The Laboratory for Bioinformatics, Mathematical Modelling and Synthetic Biology (BMS) of the Department of Electrical, Computer and Biomedical Engineering at the University of Pavia arose in December 2013 from the Laboratory for Biomedical Informatics (BMI) on initiative of Prof. Riccardo Bellazzi (BMI Director) and Prof. Paolo Magni (BMS Director) with the aim to increase autonomy, importance and visibility to the large number of successfully started and conducted activities in the fields of Bioinformatics, Mathematical Modelling of biological systems (in particular, pharmacokinetic and pharmacodynamic models) and Synthetic Biology. These are the three main research areas of the laboratory, which is strongly committed on research activities and on the training of high-profile researchers in the Bioengineering and Bioinformatics PhD program.
The first activities in the Bioinformatics field started in 2002 and focused on the analysis of DNA microarrays, mainly to develop advanced methods for the analysis of time series data. The activities proceeded with works in the proteomics area (analysis of mass-spectrometry data) and in the definition of methods for the construction of gene regulatory networks from expression data and from annotations in different biological databanks. In the last few years, the activities focused on the definition of analysis pipelines for Next Generation Sequencing (NGS) data, with particular attention on the problems linked with cloud computing, also with the help of Biomeris s.r.l., a startup established in 2012. In this field, BMS aims to play a crucial role in the national scene.

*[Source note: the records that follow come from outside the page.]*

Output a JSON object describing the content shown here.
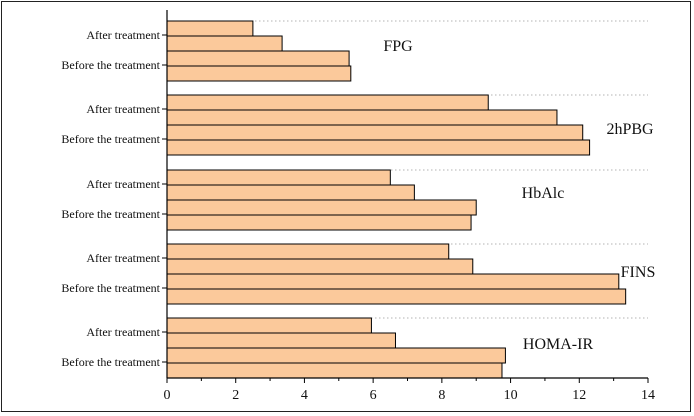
{
  "chart_data": {
    "type": "bar",
    "orientation": "horizontal",
    "xlim": [
      0,
      14
    ],
    "x_ticks": [
      "0",
      "2",
      "4",
      "6",
      "8",
      "10",
      "12",
      "14"
    ],
    "grid": "dotted horizontal group separators",
    "bar_color": "#FBC99B",
    "bar_edge_color": "#000000",
    "groups": [
      {
        "name": "FPG",
        "tick_labels": [
          "After treatment",
          "Before the treatment"
        ],
        "values": [
          2.5,
          3.35,
          5.3,
          5.35
        ]
      },
      {
        "name": "2hPBG",
        "tick_labels": [
          "After treatment",
          "Before the treatment"
        ],
        "values": [
          9.35,
          11.35,
          12.1,
          12.3
        ]
      },
      {
        "name": "HbAlc",
        "tick_labels": [
          "After treatment",
          "Before the treatment"
        ],
        "values": [
          6.5,
          7.2,
          9.0,
          8.85
        ]
      },
      {
        "name": "FINS",
        "tick_labels": [
          "After treatment",
          "Before the treatment"
        ],
        "values": [
          8.2,
          8.9,
          13.15,
          13.35
        ]
      },
      {
        "name": "HOMA-IR",
        "tick_labels": [
          "After treatment",
          "Before the treatment"
        ],
        "values": [
          5.95,
          6.65,
          9.85,
          9.75
        ]
      }
    ]
  }
}
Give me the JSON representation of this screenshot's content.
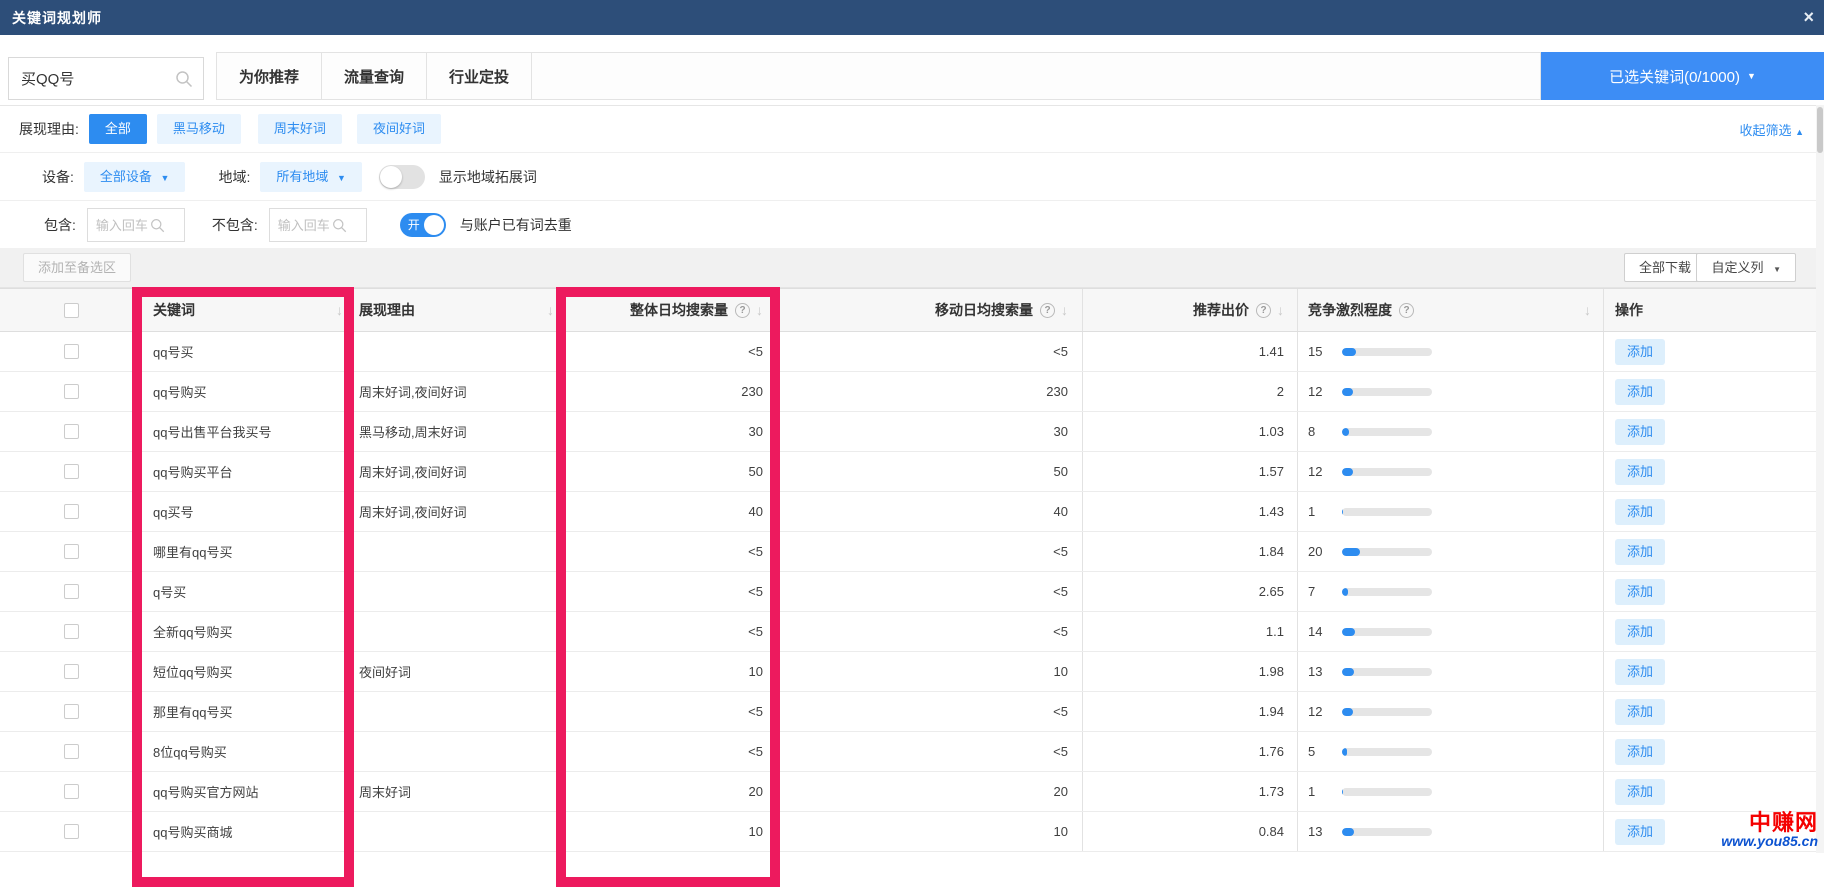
{
  "colors": {
    "topbar": "#2d4e79",
    "accent": "#2d8cf0",
    "accent_button": "#3d8df5",
    "chip_bg": "#e9f4fe",
    "highlight": "#ed1a5e"
  },
  "icons": {
    "close": "×",
    "caret_down": "▼",
    "caret_up": "▲",
    "sort_desc": "↓",
    "help": "?"
  },
  "topbar": {
    "title": "关键词规划师"
  },
  "search": {
    "value": "买QQ号"
  },
  "tabs": [
    "为你推荐",
    "流量查询",
    "行业定投"
  ],
  "selected_keywords_button": {
    "label": "已选关键词(0/1000)"
  },
  "filter": {
    "reason_label": "展现理由:",
    "reason_chips": [
      {
        "label": "全部"
      },
      {
        "label": "黑马移动"
      },
      {
        "label": "周末好词"
      },
      {
        "label": "夜间好词"
      }
    ],
    "collapse_link": "收起筛选",
    "device_label": "设备:",
    "device_value": "全部设备",
    "region_label": "地域:",
    "region_value": "所有地域",
    "region_expand_label": "显示地域拓展词",
    "include_label": "包含:",
    "include_placeholder": "输入回车",
    "exclude_label": "不包含:",
    "exclude_placeholder": "输入回车",
    "dedupe_toggle_text": "开",
    "dedupe_label": "与账户已有词去重"
  },
  "toolbar": {
    "add_to_candidates": "添加至备选区",
    "download_all": "全部下载",
    "custom_columns": "自定义列"
  },
  "table": {
    "columns": [
      "关键词",
      "展现理由",
      "整体日均搜索量",
      "移动日均搜索量",
      "推荐出价",
      "竞争激烈程度",
      "操作"
    ],
    "add_label": "添加",
    "rows": [
      {
        "keyword": "qq号买",
        "reason": "",
        "overall": "<5",
        "mobile": "<5",
        "bid": "1.41",
        "competition": 15
      },
      {
        "keyword": "qq号购买",
        "reason": "周末好词,夜间好词",
        "overall": "230",
        "mobile": "230",
        "bid": "2",
        "competition": 12
      },
      {
        "keyword": "qq号出售平台我买号",
        "reason": "黑马移动,周末好词",
        "overall": "30",
        "mobile": "30",
        "bid": "1.03",
        "competition": 8
      },
      {
        "keyword": "qq号购买平台",
        "reason": "周末好词,夜间好词",
        "overall": "50",
        "mobile": "50",
        "bid": "1.57",
        "competition": 12
      },
      {
        "keyword": "qq买号",
        "reason": "周末好词,夜间好词",
        "overall": "40",
        "mobile": "40",
        "bid": "1.43",
        "competition": 1
      },
      {
        "keyword": "哪里有qq号买",
        "reason": "",
        "overall": "<5",
        "mobile": "<5",
        "bid": "1.84",
        "competition": 20
      },
      {
        "keyword": "q号买",
        "reason": "",
        "overall": "<5",
        "mobile": "<5",
        "bid": "2.65",
        "competition": 7
      },
      {
        "keyword": "全新qq号购买",
        "reason": "",
        "overall": "<5",
        "mobile": "<5",
        "bid": "1.1",
        "competition": 14
      },
      {
        "keyword": "短位qq号购买",
        "reason": "夜间好词",
        "overall": "10",
        "mobile": "10",
        "bid": "1.98",
        "competition": 13
      },
      {
        "keyword": "那里有qq号买",
        "reason": "",
        "overall": "<5",
        "mobile": "<5",
        "bid": "1.94",
        "competition": 12
      },
      {
        "keyword": "8位qq号购买",
        "reason": "",
        "overall": "<5",
        "mobile": "<5",
        "bid": "1.76",
        "competition": 5
      },
      {
        "keyword": "qq号购买官方网站",
        "reason": "周末好词",
        "overall": "20",
        "mobile": "20",
        "bid": "1.73",
        "competition": 1
      },
      {
        "keyword": "qq号购买商城",
        "reason": "",
        "overall": "10",
        "mobile": "10",
        "bid": "0.84",
        "competition": 13
      }
    ]
  },
  "watermark": {
    "line1": "中赚网",
    "line2": "www.you85.cn"
  }
}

The activities in the field of mathematical models of biological systems started in the 80s in the BMI lab, when compartmental models were used to study the iron kinetics with data acquired through radioactive tracers. Then, in the 90s, the methodological activities focused on Bayesian estimation, the use of Markov Chain Monte Carlo (MCMC) algorithms and population approaches. Since the end of the 90s, the application field of these studies focused on the support of all the activities required for drug development and registration (in vitro, preclinical, clinical studies). The gained experience in this area brought the research team to take a leading part in Europe, also thanks to the collaborations with modelling groups in several pharmaceutical industries.
The Synthetic Biology activities started in the BMI lab and at the University of Pavia with a pilot project in 2008, by taking part to the main international Synthetic Biology competition called International Genetically Engineered Machine (iGEM), organized by the MIT in Boston. Following this successful experience, this topic grew in importance, supported by a numerous research team developed, also thanks to the participation to the subsequent iGEM competition editions until 2011. The role of the group in the national and international research panorama was also reinforced by the high visibility given by the national and international press to some successful research studies (see press review-link). Currently, this team represents one of the few active groups in the emergent field of Synthetic Biology in Italy, as also demonstrated by a review article appeared on Nature (link), where the main challenges and successes of the first 10 years of Synthetic Biology life were described and commented, and by a report on Synthetic Biology by the French Parliament (link). The main basic research topics under study include the characterization of biological components via experimental measurements and mathematical models and the predictability of bottom-up designed synthetic genetic circuits. The results are transferred and exploited in different applied studies, such as the construction of novel libraries of genetic components, the realization of complex circuits (e.g., kill switches for programmed cell death or systems for the genomic integration of synthetic circuits) and, most importantly, the development and optimization of a bio-process for the production of ethanol from dairy waste. This latter study brought to several awards that include the “Best Food or Energy” special prize, obtained at the MIT at the iGEM 2009 competition, and the “Benemerenza di S. Siro” prize in Pavia given to Prof. Paolo Magni and his research team.